Les chercheurs affirment que, sur la base de leurs découvertes, les cliniciens et les responsables des politiques de santé devraient «réviser de toute urgence les recommandations actuelles concernant l’utilisation des inhibiteurs de la neuraminidase (IN) pour les personnes atteintes de la grippe». Ils disent « on ne sait pas si c’est supérieur au traitement avec des médicaments antipyrétiques couramment utilisés [paracétamol] ». Ils ajoutent qu’ils n’ont «trouvé aucune preuve crédible que l’oseltamivir ou le zanamivir réduisent le risque de complications de la grippe, en particulier la pneumonie, ni qu’ils réduisent le risque d’hospitalisation ou de décès. De plus, même chez les personnes présentant un risque plus élevé de complications, comme les enfants asthmatiques ou les personnes âgées, nous n’avons trouvé aucune preuve d’un effet bénéfique sur la réduction des risques de complications.

Il est «préoccupant», ils disent que l’oseltamivir est maintenant recommandé comme un médicament essentiel pour le traitement des patients gravement malades ou ceux dans les groupes à risque élevé de la grippe.

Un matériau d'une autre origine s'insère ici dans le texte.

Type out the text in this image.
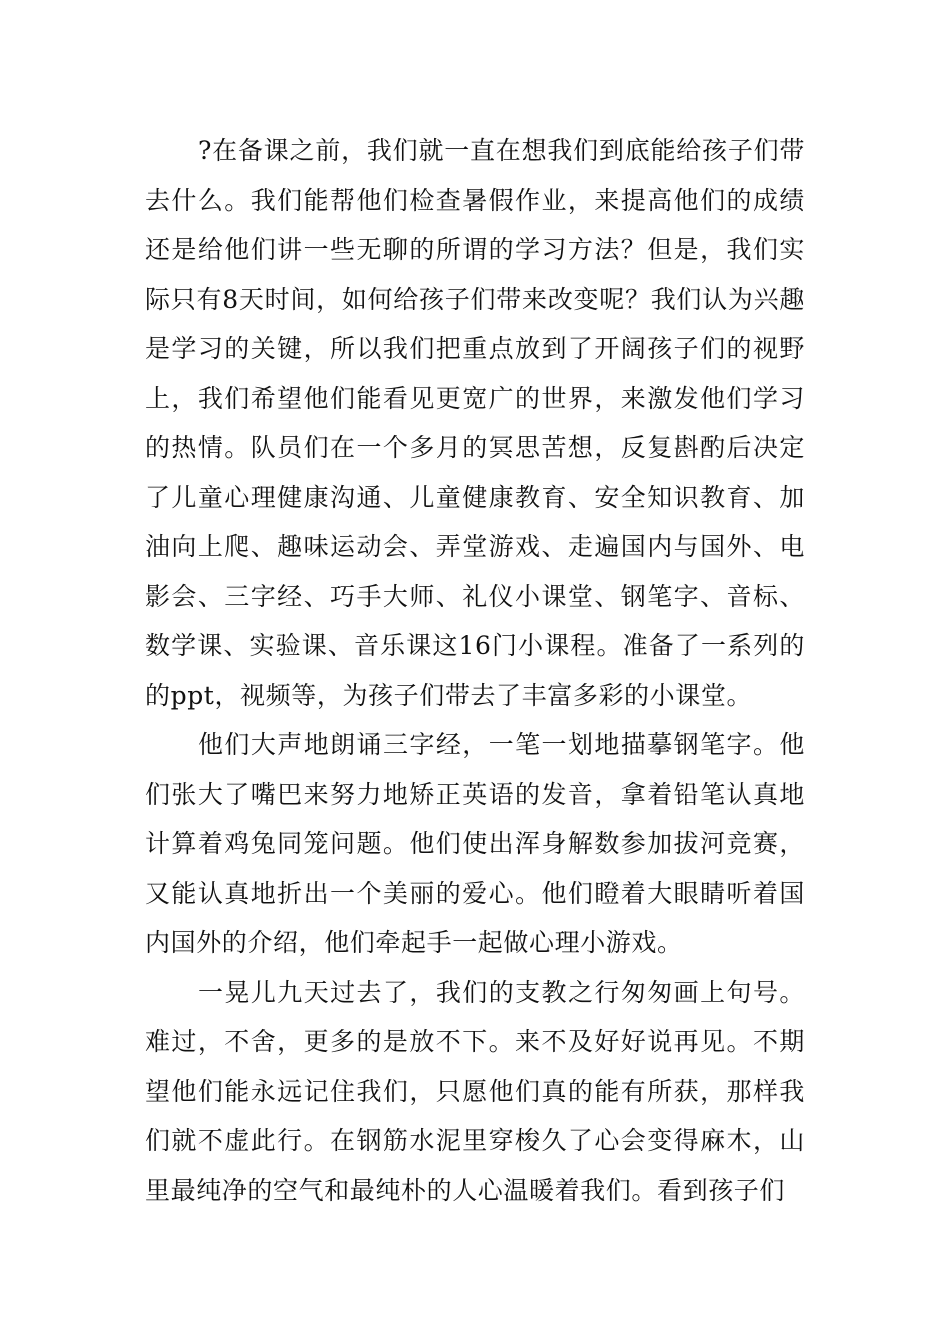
?在备课之前，我们就一直在想我们到底能给孩子们带去什么。我们能帮他们检查暑假作业，来提高他们的成绩还是给他们讲一些无聊的所谓的学习方法？但是，我们实际只有8天时间，如何给孩子们带来改变呢？我们认为兴趣是学习的关键，所以我们把重点放到了开阔孩子们的视野上，我们希望他们能看见更宽广的世界，来激发他们学习的热情。队员们在一个多月的冥思苦想，反复斟酌后决定了儿童心理健康沟通、儿童健康教育、安全知识教育、加油向上爬、趣味运动会、弄堂游戏、走遍国内与国外、电影会、三字经、巧手大师、礼仪小课堂、钢笔字、音标、数学课、实验课、音乐课这16门小课程。准备了一系列的的ppt，视频等，为孩子们带去了丰富多彩的小课堂。

他们大声地朗诵三字经，一笔一划地描摹钢笔字。他们张大了嘴巴来努力地矫正英语的发音，拿着铅笔认真地计算着鸡兔同笼问题。他们使出浑身解数参加拔河竞赛，又能认真地折出一个美丽的爱心。他们瞪着大眼睛听着国内国外的介绍，他们牵起手一起做心理小游戏。

一晃儿九天过去了，我们的支教之行匆匆画上句号。难过，不舍，更多的是放不下。来不及好好说再见。不期望他们能永远记住我们，只愿他们真的能有所获，那样我们就不虚此行。在钢筋水泥里穿梭久了心会变得麻木，山里最纯净的空气和最纯朴的人心温暖着我们。看到孩子们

Dans un communiqué de presse, le Dr Tom Jefferson, le Dr Carl Heneghan et le Dr Peter Doshi, auteurs de la revue, ont déclaré: «L’approbation et l’utilisation des médicaments ne peuvent plus être basées sur des informations biaisées ou manquantes. Nous risquons trop dans la santé et l’économie de notre population. Cette revue Cochrane mise à jour est la première fois qu’une revue systématique Cochrane est basée uniquement sur des rapports d’études cliniques et des commentaires de l’organisme de réglementation. C’est le premier exemple de science ouverte en médecine utilisant des rapports d’études cliniques complets disponibles sans conditions. Par conséquent, les conclusions sont d’autant plus riches. Nous exhortons les gens à ne pas faire confiance aux essais publiés seuls ou aux commentaires de décideurs en matière de santé en conflit, mais à voir l’information par eux-mêmes.

Conclusion

Cette revue majeure est particulièrement significative pour son utilisation de données non publiées, auparavant confidentielles, à la fois des fabricants de médicaments et des régulateurs, pour vérifier l’information dans les essais publiés. Comme le soulignent les chercheurs, la plupart des données d’essai ne sont pas fiables pour diverses raisons, ce qui rend difficile de tirer des conclusions définitives.

Bien qu’il semble que ces médicaments aient un avantage modeste, il n’existe aucune preuve solide que l’un ou l’autre de ces médicaments peut protéger les gens des complications plus graves de la grippe.

Le paracétamol ou l’ibuprofène semblent être une méthode beaucoup plus rentable pour soulager les symptômes de la grippe.